Children do not belong to the state. Mothers with drug problems should be offered help -- by private charities, govenrment has no role here -- preferably designed to make it easier to keep and care for their children while they are under treatment. Or do we really want to drive women in labor away from appropriate medical care for fear of having their babies seized?

###

That editorial brought a quick letter from one of our local “child welfare” workers (I run letters as received):

“In answer to today’s editorial, as a longtime Nevada State Welfare worker let me tell you why we take babies from addicted parents. Some time ago we had custody of a newborn who mother was to have gone to counseling and did not. The mother went to court to regain custody. I personally went to court to show why this would not be wise. Judge Addelar Guy decided all babies should be with their mothers. Not so. Within weeks the current livein boyfriend took this tiny baby by its heels, whacking it into their front room wall and crushing its little head like an eggshell. I have never fully recovered from the feeling of helplessness.

“Does no one but me realize this current mother has had 3 children in 3 years without the ability to care for them? The County or City (the taxpayers) are paying for her lodgings. It IS a tragedy that the two-year old is missing and I’m sure Nevada State Welfare or County Welfare workers are more concerned than anyone as to her location.
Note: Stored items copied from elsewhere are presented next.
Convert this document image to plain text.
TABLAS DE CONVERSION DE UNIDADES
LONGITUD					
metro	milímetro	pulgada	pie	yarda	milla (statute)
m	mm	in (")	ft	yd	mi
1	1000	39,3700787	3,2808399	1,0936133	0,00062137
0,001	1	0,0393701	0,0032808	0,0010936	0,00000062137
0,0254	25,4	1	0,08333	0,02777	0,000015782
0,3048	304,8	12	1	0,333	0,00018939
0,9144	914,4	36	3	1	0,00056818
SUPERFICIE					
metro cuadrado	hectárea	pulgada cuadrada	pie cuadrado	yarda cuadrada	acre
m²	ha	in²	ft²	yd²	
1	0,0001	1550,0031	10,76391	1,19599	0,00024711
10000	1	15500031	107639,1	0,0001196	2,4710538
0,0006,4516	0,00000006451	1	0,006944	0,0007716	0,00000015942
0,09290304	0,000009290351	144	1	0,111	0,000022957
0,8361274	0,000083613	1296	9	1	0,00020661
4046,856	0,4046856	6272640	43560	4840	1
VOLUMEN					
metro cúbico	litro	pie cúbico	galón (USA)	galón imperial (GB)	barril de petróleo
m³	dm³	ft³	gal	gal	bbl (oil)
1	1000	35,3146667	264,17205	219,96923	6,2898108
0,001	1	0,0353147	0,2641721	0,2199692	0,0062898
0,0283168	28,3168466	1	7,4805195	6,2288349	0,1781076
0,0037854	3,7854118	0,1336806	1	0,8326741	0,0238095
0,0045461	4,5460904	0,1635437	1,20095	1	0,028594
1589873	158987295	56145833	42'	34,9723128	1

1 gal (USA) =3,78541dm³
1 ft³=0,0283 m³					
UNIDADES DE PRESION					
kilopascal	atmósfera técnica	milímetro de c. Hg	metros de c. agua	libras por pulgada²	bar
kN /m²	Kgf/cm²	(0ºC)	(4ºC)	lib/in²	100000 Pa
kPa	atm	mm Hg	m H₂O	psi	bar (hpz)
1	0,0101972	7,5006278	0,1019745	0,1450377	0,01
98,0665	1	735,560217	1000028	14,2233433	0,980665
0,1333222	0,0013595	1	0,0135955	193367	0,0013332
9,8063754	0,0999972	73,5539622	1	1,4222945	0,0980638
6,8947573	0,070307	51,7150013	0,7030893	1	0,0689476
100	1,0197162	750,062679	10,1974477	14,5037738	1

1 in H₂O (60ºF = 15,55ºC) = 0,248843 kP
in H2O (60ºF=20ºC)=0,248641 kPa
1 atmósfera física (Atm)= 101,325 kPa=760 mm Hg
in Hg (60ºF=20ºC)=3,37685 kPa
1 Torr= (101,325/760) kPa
These cases are extremely difficult and Welfare people do their best to provide safety, often having to follow court decisions. They certainly do not need the local newspaper bashing them also as they continue trying to protect children and make decisions that affect the future of these children in an extremely overcrowded situation.”

Thus endeth today’s lesson from our “public servants.”

Medically, addictiveness is established through two factors: tolerance, and withdrawal. Dr. Andrew Weil is an M.D. and an expert on pharmacology and addiction. He has written books on the subject and taught Addiction Studies at the U of A in Tucson. Dr. Weil places marijuana far BELOW cigarettes in its capacity to cause “addiction.”

Yet this bureaucrat -- who doesn’t reveal where she took HER degres in medicine or pharmacology -- believes she can seize the children of a woman who once tested positive for marijuana use (but no longer does), apparently without consulting any doctor or judge, by the simple expedient of diagnosing her as an “addicted parent.”

Addicts can quit. But how shall we cure Chronic Assholism?

Also note the confirmation of what we figured -- that Marlena Olivas’ children have been taken away from her, in part, because she’s poor: (“Does no one but me realize this current mother has had 3 children in 3 years without the ability to care for them?”)

True, taxpayers should not have to pay for this married woman’s lodgings. (If she needs aid, that’s what private charities are for.) Can we thus take it the writer favors closing down that welfare-state program? So what’s her proposal? Use a dart gun to shoot up Marlena Olivas with birth control hormones, like a wild horse?

How much do we have to earn to prevent this character from stealing our children? Can we get that in writing?